Palpation of the masticatory and cervical/upper shoulder regions is necessary and important in the TMD examination. These tests are necessary to satisfy the demands of standard of care and can provide useful information in the following ways. First, identification of trigger points and muscle hypertonicity provides targets for treatment in true non-arthrogenous myofascial conditions (112). Second, certain patterns of muscle tenderness and hypertonicity can be informative diagnostically when temporomandibular joint tenderness is present concurrently (105). Third, when temporomandibular joint pathology is suspected of being the driving force behind the symptoms, specific areas of muscle tenderness and hypertonicity can serve as target areas for anesthetic temporomandibular joint injections and/or joint-specific treatment trials (17, 105, 107).
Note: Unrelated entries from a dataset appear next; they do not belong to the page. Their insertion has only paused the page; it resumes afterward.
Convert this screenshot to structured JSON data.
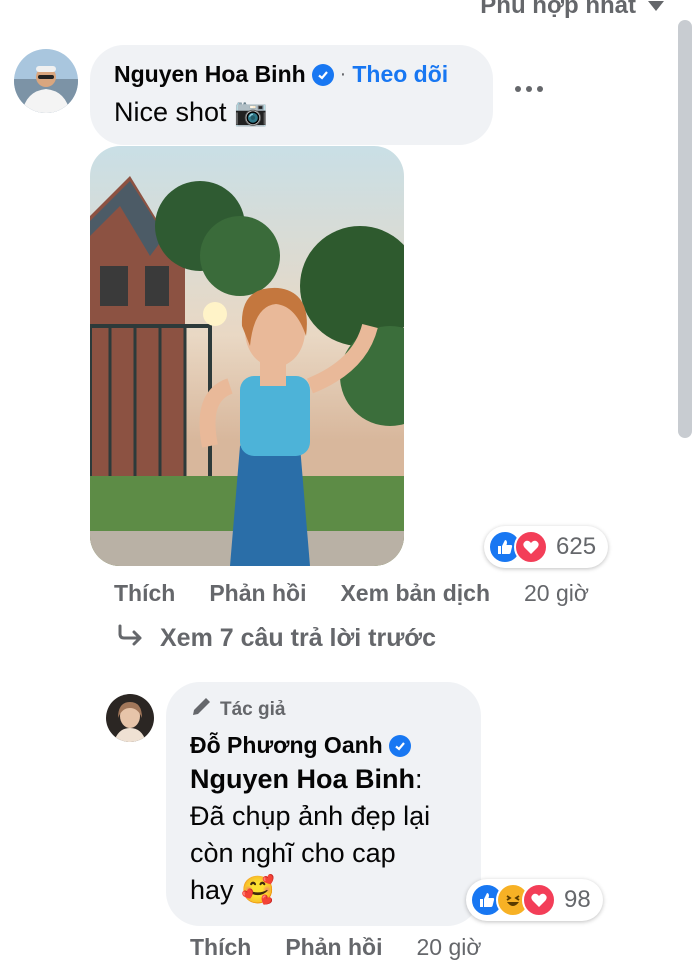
{
  "sort": {
    "label": "Phù hợp nhất"
  },
  "comment1": {
    "author": "Nguyen Hoa Binh",
    "follow": "Theo dõi",
    "separator": "·",
    "text": "Nice shot 📷",
    "reaction_count": "625",
    "actions": {
      "like": "Thích",
      "reply": "Phản hồi",
      "translate": "Xem bản dịch",
      "time": "20 giờ"
    }
  },
  "view_replies": "Xem 7 câu trả lời trước",
  "reply1": {
    "badge": "Tác giả",
    "author": "Đỗ Phương Oanh",
    "mention": "Nguyen Hoa Binh",
    "mention_suffix": ":",
    "text_line1": "Đã chụp ảnh đẹp lại",
    "text_line2": "còn nghĩ cho cap",
    "text_line3": "hay 🥰",
    "reaction_count": "98",
    "actions": {
      "like": "Thích",
      "reply": "Phản hồi",
      "time": "20 giờ"
    }
  },
  "colors": {
    "accent": "#1877f2",
    "bubble": "#f0f2f5",
    "secondary_text": "#65676b",
    "love": "#f33e58",
    "haha": "#f7b125"
  },
  "icons": [
    "caret-down-icon",
    "verified-icon",
    "more-icon",
    "like-reaction-icon",
    "love-reaction-icon",
    "haha-reaction-icon",
    "reply-arrow-icon",
    "pencil-icon"
  ]
}
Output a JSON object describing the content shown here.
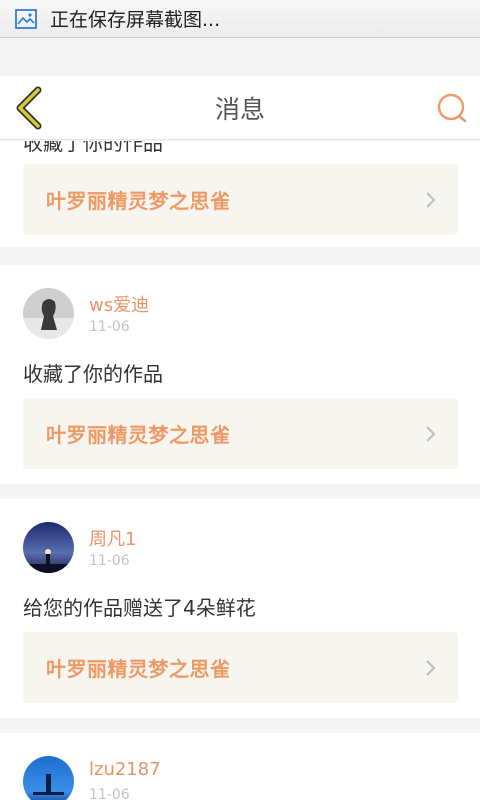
{
  "status_bar": {
    "icon": "image-icon",
    "text": "正在保存屏幕截图..."
  },
  "header": {
    "title": "消息",
    "back_icon": "chevron-left-icon",
    "search_icon": "search-icon"
  },
  "feed": {
    "items": [
      {
        "action": "收藏了你的作品",
        "work_title": "叶罗丽精灵梦之思雀"
      },
      {
        "user": "ws爱迪",
        "date": "11-06",
        "action": "收藏了你的作品",
        "work_title": "叶罗丽精灵梦之思雀"
      },
      {
        "user": "周凡1",
        "date": "11-06",
        "action": "给您的作品赠送了4朵鲜花",
        "work_title": "叶罗丽精灵梦之思雀"
      },
      {
        "user": "lzu2187",
        "date": "11-06"
      }
    ]
  },
  "colors": {
    "accent": "#ef9a66",
    "username": "#e89468",
    "back_icon": "#d8c83a",
    "card_box": "#f6f5ef"
  }
}
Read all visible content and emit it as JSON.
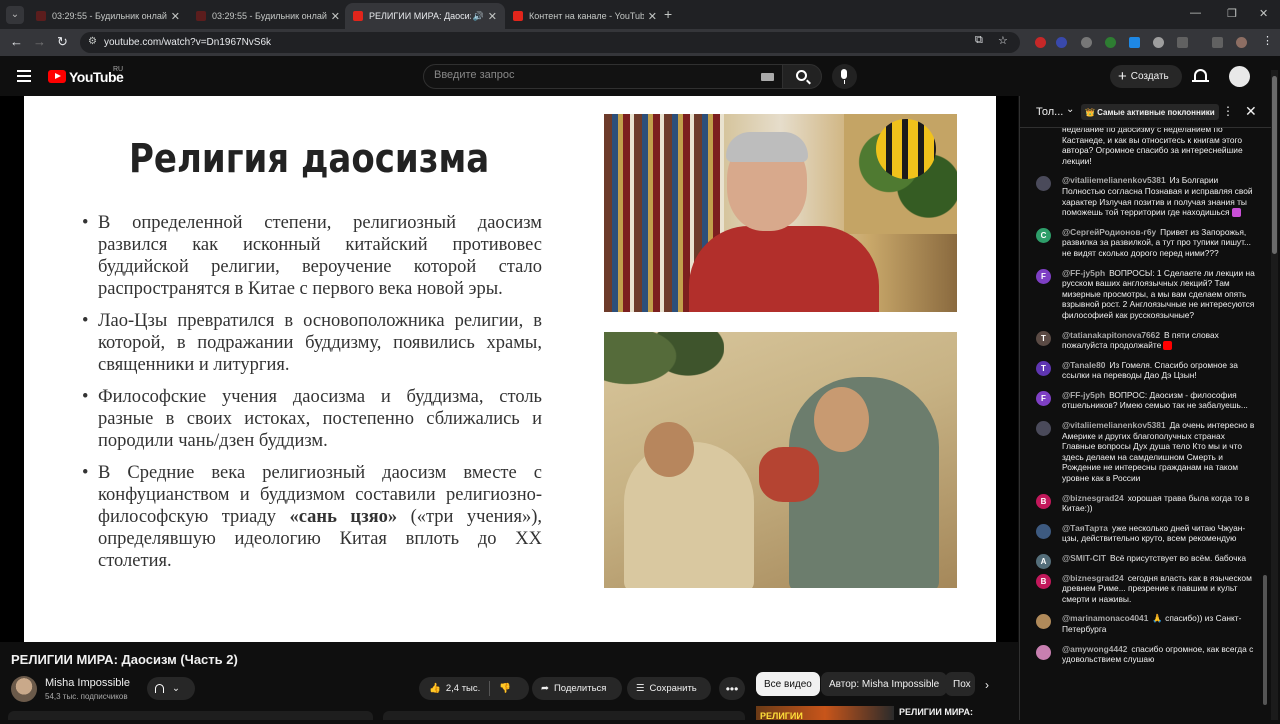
{
  "browser": {
    "tabs": [
      {
        "label": "03:29:55 - Будильник онлайн",
        "active": false
      },
      {
        "label": "03:29:55 - Будильник онлайн",
        "active": false
      },
      {
        "label": "РЕЛИГИИ МИРА: Даосизм",
        "active": true
      },
      {
        "label": "Контент на канале - YouTube S",
        "active": false
      }
    ],
    "url": "youtube.com/watch?v=Dn1967NvS6k"
  },
  "masthead": {
    "logo_text": "YouTube",
    "region": "RU",
    "search_placeholder": "Введите запрос",
    "create_label": "Создать"
  },
  "slide": {
    "title": "Религия даосизма",
    "bullets": [
      "В определенной степени, религиозный даосизм развился как исконный китайский противовес буддийской религии, вероучение которой стало распространятся в Китае с первого века новой эры.",
      "Лао-Цзы превратился в основоположника религии, в которой, в подражании буддизму, появились храмы, священники и литургия.",
      "Философские учения даосизма и буддизма, столь разные в своих истоках, постепенно сближались и породили чань/дзен буддизм."
    ],
    "bullet4_before": "В Средние века религиозный даосизм вместе с конфуцианством и буддизмом составили религиозно-философскую триаду ",
    "bullet4_bold": "«сань цзяо»",
    "bullet4_after": " («три учения»), определявшую идеологию Китая вплоть до XX столетия."
  },
  "video": {
    "title": "РЕЛИГИИ МИРА: Даосизм (Часть 2)",
    "channel": "Misha Impossible",
    "subscribers": "54,3 тыс. подписчиков",
    "likes": "2,4 тыс.",
    "share_label": "Поделиться",
    "save_label": "Сохранить",
    "more_label": "•••"
  },
  "chips": [
    {
      "label": "Все видео",
      "selected": true
    },
    {
      "label": "Автор: Misha Impossible",
      "selected": false
    },
    {
      "label": "Пох",
      "selected": false
    }
  ],
  "recommended": {
    "thumb_text": "РЕЛИГИИ",
    "title": "РЕЛИГИИ МИРА:"
  },
  "chat": {
    "mode_label": "Тол...",
    "badge_label": "👑 Самые активные поклонники",
    "messages": [
      {
        "author": "",
        "initial": "",
        "color": "#0f0f0f",
        "text": "неделание  по даосизму с  неделанием  по Кастанеде, и как вы относитесь к книгам этого автора? Огромное спасибо за интереснейшие лекции!",
        "emoji": ""
      },
      {
        "author": "@vitaliiemelianenkov5381",
        "initial": "",
        "color": "#4a4a5a",
        "text": "Из Болгарии Полностью согласна Познавая и исправляя свой характер Излучая позитив и получая знания ты поможешь той территории где находишься",
        "emoji": "#c94fd6"
      },
      {
        "author": "@СергейРодионов-г6у",
        "initial": "С",
        "color": "#2e9e6a",
        "text": "Привет из Запорожья, развилка за развилкой, а тут про тупики пишут... не видят сколько дорого перед ними???",
        "emoji": ""
      },
      {
        "author": "@FF-jy5ph",
        "initial": "F",
        "color": "#7e3fc4",
        "text": "ВОПРОСЫ: 1 Сделаете ли лекции на русском ваших англоязычных лекций? Там мизерные просмотры, а мы вам сделаем опять взрывной рост. 2 Англоязычные не интересуются философией как русскоязычные?",
        "emoji": ""
      },
      {
        "author": "@tatianakapitonova7662",
        "initial": "T",
        "color": "#5a4a44",
        "text": "В пяти словах пожалуйста продолжайте",
        "emoji": "#ff0000"
      },
      {
        "author": "@Tanale80",
        "initial": "T",
        "color": "#5e35b1",
        "text": "Из Гомеля. Спасибо огромное за ссылки на переводы Дао Дэ Цзын!",
        "emoji": ""
      },
      {
        "author": "@FF-jy5ph",
        "initial": "F",
        "color": "#7e3fc4",
        "text": "ВОПРОС: Даосизм - философия отшельников? Имею семью так не забалуешь...",
        "emoji": ""
      },
      {
        "author": "@vitaliiemelianenkov5381",
        "initial": "",
        "color": "#4a4a5a",
        "text": "Да очень интересно в Америке и других благополучных странах Главные вопросы Дух душа тело Кто мы и что здесь делаем на самделишном Смерть и Рождение не интересны гражданам на таком уровне как в России",
        "emoji": ""
      },
      {
        "author": "@biznesgrad24",
        "initial": "B",
        "color": "#c2185b",
        "text": "хорошая трава была когда то в Китае:))",
        "emoji": ""
      },
      {
        "author": "@ТаяТарта",
        "initial": "",
        "color": "#3d5a80",
        "text": "уже несколько дней читаю Чжуан-цзы, действительно круто, всем рекомендую",
        "emoji": ""
      },
      {
        "author": "@SMIT-CIT",
        "initial": "A",
        "color": "#546e7a",
        "text": "Всё присутствует во всём. бабочка",
        "emoji": ""
      },
      {
        "author": "@biznesgrad24",
        "initial": "B",
        "color": "#c2185b",
        "text": "сегодня власть как в языческом древнем Риме... презрение к павшим и культ смерти и наживы.",
        "emoji": ""
      },
      {
        "author": "@marinamonaco4041",
        "initial": "",
        "color": "#b08a5a",
        "text": "🙏 спасибо)) из Санкт-Петербурга",
        "emoji": ""
      },
      {
        "author": "@amywong4442",
        "initial": "",
        "color": "#c77fb0",
        "text": "спасибо огромное, как всегда с удовольствием слушаю",
        "emoji": ""
      }
    ]
  }
}
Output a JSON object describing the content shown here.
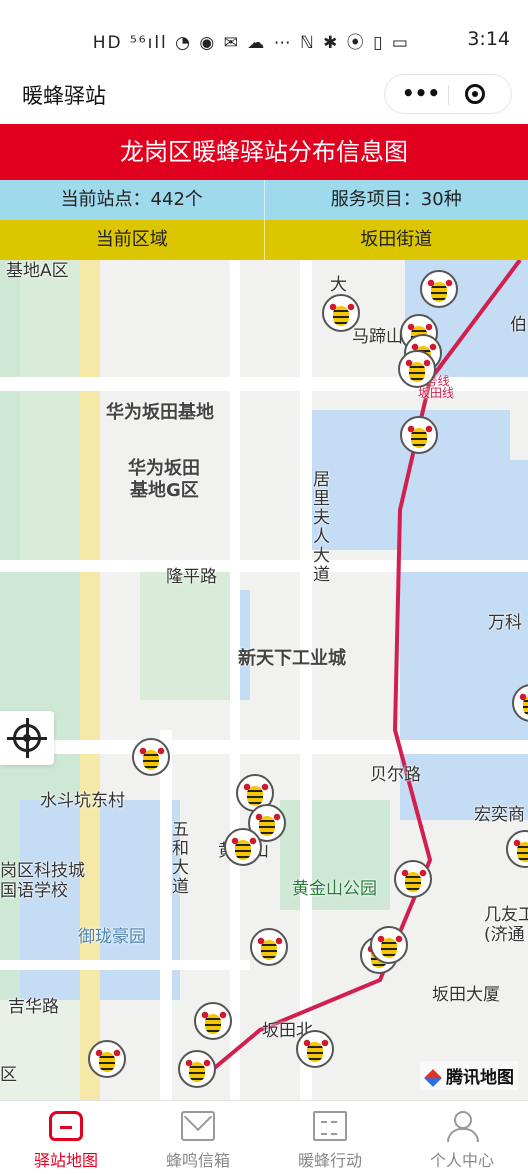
{
  "status": {
    "icons": "HD ⁵⁶ıll ◔ ◉ ✉ ☁ ⋯ ℕ ✱ ⦿ ▯ ▭",
    "time": "3:14"
  },
  "app": {
    "title": "暖蜂驿站"
  },
  "banner": {
    "title": "龙岗区暖蜂驿站分布信息图"
  },
  "stats": {
    "stations": "当前站点：442个",
    "services": "服务项目：30种"
  },
  "region": {
    "label": "当前区域",
    "value": "坂田街道"
  },
  "map": {
    "pois": [
      "基地A区",
      "大",
      "马蹄山",
      "伯",
      "华为坂田基地",
      "华为坂田",
      "基地G区",
      "隆平路",
      "居里夫人大道",
      "万科",
      "新天下工业城",
      "贝尔路",
      "水斗坑东村",
      "宏奕商",
      "岗区科技城",
      "国语学校",
      "五和大道",
      "黄金山",
      "黄金山公园",
      "几友工",
      "(济通",
      "御珑豪园",
      "坂田大厦",
      "吉华路",
      "坂田北",
      "区",
      "5号线",
      "坂田线"
    ],
    "brand": "腾讯地图"
  },
  "tabs": [
    {
      "label": "驿站地图",
      "icon": "home-icon",
      "active": true
    },
    {
      "label": "蜂鸣信箱",
      "icon": "mail-icon",
      "active": false
    },
    {
      "label": "暖蜂行动",
      "icon": "action-icon",
      "active": false
    },
    {
      "label": "个人中心",
      "icon": "user-icon",
      "active": false
    }
  ],
  "colors": {
    "banner": "#e2001f",
    "stats_bg": "#9fd9ec",
    "region_bg": "#dcc600",
    "tab_active": "#e2001f"
  }
}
TEMPOROMANDIBULAR JOINT PALPATION - TECHNIQUETo palpate the temporomandibular joints most effectively have the patient move the chin to the side opposite the joint palpated. When the joint is palpated with the teeth together or the mandible at rest there is approximately 5-10 min of tissue between your finger and the joint capsule. Having the patient maneuver the chin to the opposite side will surface the condyle for more accurate palpation.
Palpate the condyle with three to five pounds of pressure.
Palpate the entire condyle accessible to you as the lateral capsule is complex and certain areas may be tender while others remain nontender. Any tender areas of the capsule should be recorded.